The bad news about Iowa’s Medicaid program costs comes even as total enrollment has been rising during the current fiscal year, according to monthly enrollment reports published on the DHS website. About 5,100 more children are covered by the HAWK-I program, and nearly 18,000 more by the Iowa Health and Wellness Plan, compared to July 2017. Traditional Medicaid enrollment has held steady.
Capitation payment rates to the MCOs have been a sticking point between state officials and the insurance companies. Last fall, the companies claimed they were losing hundreds of millions of dollars because the rates were based on flawed actuarial assumptions. One MCO exited the Iowa marketplace because of sustained losses. The DHS subsequently fired its actuarial advisor and announced June 8 that it intends to hire Optumas, an actuarial consulting firm based in Scottsdale, Arizona.
Optumas provided actuarial consultation to Kansas state officials in 2012 when that state filed a waiver with the Centers for Medicare and Medicaid Services to privatize the Kansas Medicaid program. That initial waiver filing was rejected by federal officials because it forgot to include Indian Health Service enrollees and facilities. CMS approved the KanCare waiver four months later, and the Optumas contract with the state of Kansas called for payment of up to $1.7 million for services rendered prior to the rollout of KanCare in 2013.

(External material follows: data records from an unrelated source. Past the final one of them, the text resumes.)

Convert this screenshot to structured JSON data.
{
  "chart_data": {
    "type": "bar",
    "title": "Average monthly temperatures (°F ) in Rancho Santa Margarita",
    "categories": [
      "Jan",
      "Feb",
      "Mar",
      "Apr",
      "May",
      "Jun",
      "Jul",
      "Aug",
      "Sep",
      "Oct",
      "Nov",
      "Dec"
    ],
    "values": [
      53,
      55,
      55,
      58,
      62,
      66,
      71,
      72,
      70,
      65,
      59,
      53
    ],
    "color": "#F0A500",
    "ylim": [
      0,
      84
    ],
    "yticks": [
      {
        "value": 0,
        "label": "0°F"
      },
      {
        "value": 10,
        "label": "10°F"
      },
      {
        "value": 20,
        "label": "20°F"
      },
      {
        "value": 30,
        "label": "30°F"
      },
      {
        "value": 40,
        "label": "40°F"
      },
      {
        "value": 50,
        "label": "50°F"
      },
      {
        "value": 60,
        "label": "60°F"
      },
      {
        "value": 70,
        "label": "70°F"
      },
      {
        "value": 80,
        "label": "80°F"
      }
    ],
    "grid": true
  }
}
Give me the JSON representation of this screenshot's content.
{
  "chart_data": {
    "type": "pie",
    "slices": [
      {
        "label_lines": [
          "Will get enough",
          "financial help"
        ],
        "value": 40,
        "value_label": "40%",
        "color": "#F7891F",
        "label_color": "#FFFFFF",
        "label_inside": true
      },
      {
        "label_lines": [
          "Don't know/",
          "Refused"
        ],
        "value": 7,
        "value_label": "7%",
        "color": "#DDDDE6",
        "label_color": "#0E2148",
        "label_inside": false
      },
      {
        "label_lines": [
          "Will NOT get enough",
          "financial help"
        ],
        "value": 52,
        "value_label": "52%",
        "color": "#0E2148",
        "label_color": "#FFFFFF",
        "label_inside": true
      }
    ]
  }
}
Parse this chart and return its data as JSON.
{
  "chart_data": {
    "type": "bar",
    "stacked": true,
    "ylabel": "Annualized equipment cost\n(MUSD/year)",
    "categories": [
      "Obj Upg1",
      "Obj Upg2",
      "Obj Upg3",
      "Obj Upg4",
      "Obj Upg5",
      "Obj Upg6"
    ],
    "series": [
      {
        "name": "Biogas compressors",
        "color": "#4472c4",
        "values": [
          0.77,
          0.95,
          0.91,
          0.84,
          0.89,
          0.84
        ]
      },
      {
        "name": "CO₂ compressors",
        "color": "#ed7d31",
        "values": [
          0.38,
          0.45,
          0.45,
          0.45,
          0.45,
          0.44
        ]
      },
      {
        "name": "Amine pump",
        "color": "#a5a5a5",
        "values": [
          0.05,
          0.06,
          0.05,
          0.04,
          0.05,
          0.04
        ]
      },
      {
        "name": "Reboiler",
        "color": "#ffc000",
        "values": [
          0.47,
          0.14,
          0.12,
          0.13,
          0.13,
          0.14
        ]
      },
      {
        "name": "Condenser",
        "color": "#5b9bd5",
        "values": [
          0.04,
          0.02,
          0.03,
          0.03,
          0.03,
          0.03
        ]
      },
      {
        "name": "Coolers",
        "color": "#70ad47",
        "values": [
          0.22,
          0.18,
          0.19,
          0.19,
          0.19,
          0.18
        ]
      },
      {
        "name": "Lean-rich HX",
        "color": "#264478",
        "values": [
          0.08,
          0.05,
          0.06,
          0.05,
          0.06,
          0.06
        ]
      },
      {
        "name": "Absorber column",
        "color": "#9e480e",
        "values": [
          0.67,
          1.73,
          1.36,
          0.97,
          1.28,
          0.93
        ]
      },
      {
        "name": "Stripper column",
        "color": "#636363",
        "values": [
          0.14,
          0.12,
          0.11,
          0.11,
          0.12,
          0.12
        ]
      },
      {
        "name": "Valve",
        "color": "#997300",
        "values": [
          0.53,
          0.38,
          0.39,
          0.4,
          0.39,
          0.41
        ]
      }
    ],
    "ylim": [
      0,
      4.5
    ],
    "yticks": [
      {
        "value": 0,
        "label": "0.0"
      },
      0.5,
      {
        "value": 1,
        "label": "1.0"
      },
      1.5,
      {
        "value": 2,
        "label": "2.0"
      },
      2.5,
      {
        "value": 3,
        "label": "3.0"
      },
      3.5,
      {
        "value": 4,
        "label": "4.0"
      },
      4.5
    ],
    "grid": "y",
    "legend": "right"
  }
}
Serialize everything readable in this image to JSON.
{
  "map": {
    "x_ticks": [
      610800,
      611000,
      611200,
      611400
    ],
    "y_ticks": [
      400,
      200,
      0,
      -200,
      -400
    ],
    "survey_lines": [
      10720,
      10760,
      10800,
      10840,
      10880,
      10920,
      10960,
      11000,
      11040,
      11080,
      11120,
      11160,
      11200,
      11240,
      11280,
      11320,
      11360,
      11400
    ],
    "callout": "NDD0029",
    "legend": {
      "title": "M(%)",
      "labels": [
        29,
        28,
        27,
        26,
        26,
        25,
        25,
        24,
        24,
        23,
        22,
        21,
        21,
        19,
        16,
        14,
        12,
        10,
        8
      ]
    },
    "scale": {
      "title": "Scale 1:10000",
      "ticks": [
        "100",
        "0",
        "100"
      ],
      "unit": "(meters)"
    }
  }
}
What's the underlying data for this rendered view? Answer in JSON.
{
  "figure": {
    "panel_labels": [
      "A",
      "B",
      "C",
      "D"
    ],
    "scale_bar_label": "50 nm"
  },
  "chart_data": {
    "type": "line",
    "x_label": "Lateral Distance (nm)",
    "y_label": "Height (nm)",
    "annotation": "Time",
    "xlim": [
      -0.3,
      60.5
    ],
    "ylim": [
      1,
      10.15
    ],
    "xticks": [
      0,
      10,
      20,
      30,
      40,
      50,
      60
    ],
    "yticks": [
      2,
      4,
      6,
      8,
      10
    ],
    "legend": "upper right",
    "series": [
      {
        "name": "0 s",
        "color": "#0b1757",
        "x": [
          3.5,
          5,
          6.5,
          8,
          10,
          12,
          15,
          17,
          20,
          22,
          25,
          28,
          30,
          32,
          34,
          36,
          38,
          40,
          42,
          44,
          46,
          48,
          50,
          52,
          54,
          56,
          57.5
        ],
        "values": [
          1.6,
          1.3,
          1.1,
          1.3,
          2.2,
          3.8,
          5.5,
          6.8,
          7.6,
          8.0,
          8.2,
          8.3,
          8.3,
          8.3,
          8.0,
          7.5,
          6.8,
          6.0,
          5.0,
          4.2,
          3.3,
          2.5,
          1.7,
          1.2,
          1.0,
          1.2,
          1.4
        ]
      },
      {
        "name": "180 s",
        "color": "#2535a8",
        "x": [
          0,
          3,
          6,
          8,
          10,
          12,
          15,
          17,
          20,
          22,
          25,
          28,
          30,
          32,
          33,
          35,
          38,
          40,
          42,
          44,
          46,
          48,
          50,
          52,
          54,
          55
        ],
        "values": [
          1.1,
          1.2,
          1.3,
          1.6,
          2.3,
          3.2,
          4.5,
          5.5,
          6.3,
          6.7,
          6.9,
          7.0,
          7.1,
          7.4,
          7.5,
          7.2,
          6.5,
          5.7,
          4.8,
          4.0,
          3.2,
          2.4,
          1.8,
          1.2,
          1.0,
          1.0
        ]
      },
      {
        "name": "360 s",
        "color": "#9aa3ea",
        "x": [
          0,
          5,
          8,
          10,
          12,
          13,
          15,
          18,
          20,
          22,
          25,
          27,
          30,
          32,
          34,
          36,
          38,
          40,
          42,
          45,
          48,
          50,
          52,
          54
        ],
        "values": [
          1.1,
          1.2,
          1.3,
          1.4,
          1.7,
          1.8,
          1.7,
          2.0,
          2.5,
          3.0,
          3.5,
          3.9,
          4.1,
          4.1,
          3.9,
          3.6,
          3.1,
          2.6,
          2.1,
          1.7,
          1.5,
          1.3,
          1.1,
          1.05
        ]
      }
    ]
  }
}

I sought comment about the Iowa Medicaid spending situation from DHS officials, the governor’s office and the ranking members of the appropriations subcommittee that oversee DHS.
“Negotiations are still ongoing for the new capitation rates for next year and we really don’t have a good idea where they will land,” Democratic State Representative Lisa Heddens, ranking member of the joint Health and Human Services Appropriations Subcommittee, responded by email. “My best guess is between $60 and $100 million state dollars, but that is just a guess. Last year it was a $60 million state increase.”
As to how much of the $100 million savings the privatization effort actually occurred during the first year, or whether the “reprocessing” effort might affect those savings claims, Heddens wrote, “I do not know exactly where the savings are coming from.”
Requests for comment to Medicaid Director Randol and Governor Reynolds’ spokeswoman Brenna Smith, were not returned. The Republican co-chairs of the Appropriations subcommittee, Senator Mark Costello and Representative Dave Heaton, also did not respond. Senator Mark Segebart, co-vice chair of the subcommittee, sent an automated email message saying due to the press of business, he could not respond immediately. Representative Rob Taylor, the other co-vice chair, did not respond. Nor did Senator Amanda Ragan, the ranking Democrat on that committee.